As I moved through the gallery, I was led into the sporting life of the Impressionists and boating. The turmoil of the romantic fleets and ships eventually shifts into the relaxed and recreational boats of the Impressionists. Dark and rolling clouds of benevolent storms are replaced with white, billowy skies. The models of trade and warships are replaced with full-sized skulls with names like the Nana.
The whole exhibit is designed around the boating experience. Boat curves and details subtly appear on the walls of the exhibit space. Cloud projections are set up on the light grey walls. Perhaps the most rewarding live-action feature of the exhibit is the replication of Monet’s floating studio he had in Argenteuil. You stand inside this “boat” with cast-iron pans, paintbrushes, and breakfast’s leftovers. You look upon a video screen with alternating river scenes. Next to this “window” is the artist’s window: an electronic canvas that records the creation of pastel landscapes.
My grandmother, who accompanied me to the museum, was perhaps critical of the “formless sails” and “curly-haired heads” of Monet’s rolling waves. Still by the end the emerald greens, soft or stormy grays, and Renoir’s peachy pallet came to be approved. She was quiet pleased with the exhibit.
Impressionist on the Water is scattered with French flags, but the story depicted by the artists is a similar narration to Salem’s history. With the original settlement in 1626, Salem fishermen developed an economic base that would develop into the international trading port of Salem. Even the PEM’s roots trace back to the sea. The museum started in 1799 when the East India Marine Society of Salem’s captains decided to collect their worldly objects.
The rest of maritime Salem is just outside the museum’s doors with the National Park Service’s visitor center across the street. My family and I took a short drive to see the historic wharfs that are a part of the Salem Maritime National Historic Site, and to grab lunch.
It was nothing but a pleasure to discover how the sea has impacted Salem’s cuisine. We went to Finz for a late lunch. The restaurant sits right on the water. Their menu ranges from classic New England seafood like lobster rolls, to creative seafood dishes like buffalo calamari.
After lunch, I took a quick walk down the wharfs.

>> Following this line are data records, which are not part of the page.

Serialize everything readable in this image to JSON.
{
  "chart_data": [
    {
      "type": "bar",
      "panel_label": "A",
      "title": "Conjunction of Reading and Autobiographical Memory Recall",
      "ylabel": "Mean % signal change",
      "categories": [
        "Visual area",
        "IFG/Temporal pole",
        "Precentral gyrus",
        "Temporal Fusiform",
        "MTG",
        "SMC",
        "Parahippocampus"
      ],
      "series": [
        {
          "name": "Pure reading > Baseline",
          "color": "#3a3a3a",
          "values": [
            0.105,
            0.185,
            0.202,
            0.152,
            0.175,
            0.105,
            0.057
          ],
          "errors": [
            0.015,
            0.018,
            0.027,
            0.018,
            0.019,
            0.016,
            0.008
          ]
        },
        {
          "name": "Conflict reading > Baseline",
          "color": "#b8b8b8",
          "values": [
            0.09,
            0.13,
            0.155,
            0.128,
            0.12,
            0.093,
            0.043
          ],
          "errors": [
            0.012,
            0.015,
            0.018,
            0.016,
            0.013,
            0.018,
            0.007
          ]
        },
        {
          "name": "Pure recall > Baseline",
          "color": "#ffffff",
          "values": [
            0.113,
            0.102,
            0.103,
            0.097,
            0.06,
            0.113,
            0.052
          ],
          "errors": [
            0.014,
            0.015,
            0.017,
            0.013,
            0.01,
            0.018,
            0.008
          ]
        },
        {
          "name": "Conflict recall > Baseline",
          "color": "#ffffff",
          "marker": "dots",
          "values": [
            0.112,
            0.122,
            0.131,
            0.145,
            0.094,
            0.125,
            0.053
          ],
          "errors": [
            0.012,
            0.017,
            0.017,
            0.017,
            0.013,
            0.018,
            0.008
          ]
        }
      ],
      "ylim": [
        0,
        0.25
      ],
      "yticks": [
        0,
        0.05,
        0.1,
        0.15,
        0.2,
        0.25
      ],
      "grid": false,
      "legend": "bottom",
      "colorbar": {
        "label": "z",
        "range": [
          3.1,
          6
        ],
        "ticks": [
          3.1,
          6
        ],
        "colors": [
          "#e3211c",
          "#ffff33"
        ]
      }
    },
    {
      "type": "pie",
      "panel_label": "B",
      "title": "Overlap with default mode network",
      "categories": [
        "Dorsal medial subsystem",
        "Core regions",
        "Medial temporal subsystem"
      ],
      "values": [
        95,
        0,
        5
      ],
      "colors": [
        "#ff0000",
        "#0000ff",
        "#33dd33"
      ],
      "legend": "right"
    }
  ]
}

A tour group was stopped by the historic houses, and a few people were walking with their dogs on the windy wharf.
Despite the cold air, the scene resonated with the exhibit at the PEM. Gulls flew from the harbor and boats lined the docks. A small yacht named My Wife had the same humor of painter Gustave Caillebotte’s boat, the Roastbeef.
The Friendship, a replica of the trading ship built in 1797, sits in the wharf with the backdrop of Salem’s mills and harbor. The New England scene could have been a replica of Monet’s Sailboats on the Seine, which subtly captured industrialism on the French rivers.
At the same time, nothing about Salem could have been a part of those French paintings. From the federal-style houses, to the seafood, the Christmas lights in the stores, and the cold November day; it was New England through and through.
It was such an easy and enriching day trip. As the weather gets colder and wetter, looking out through the museum windows can be quiet a comfort.
Walking with my grandmother from the restaurant to the car, she pointed to the historical wharfs of Salem and restated everything I had noticed from my walk, and proceeded to instruct me to bring my watercolors and easel down here to the harbor. I responded that I would need to bring a large hat and mittens.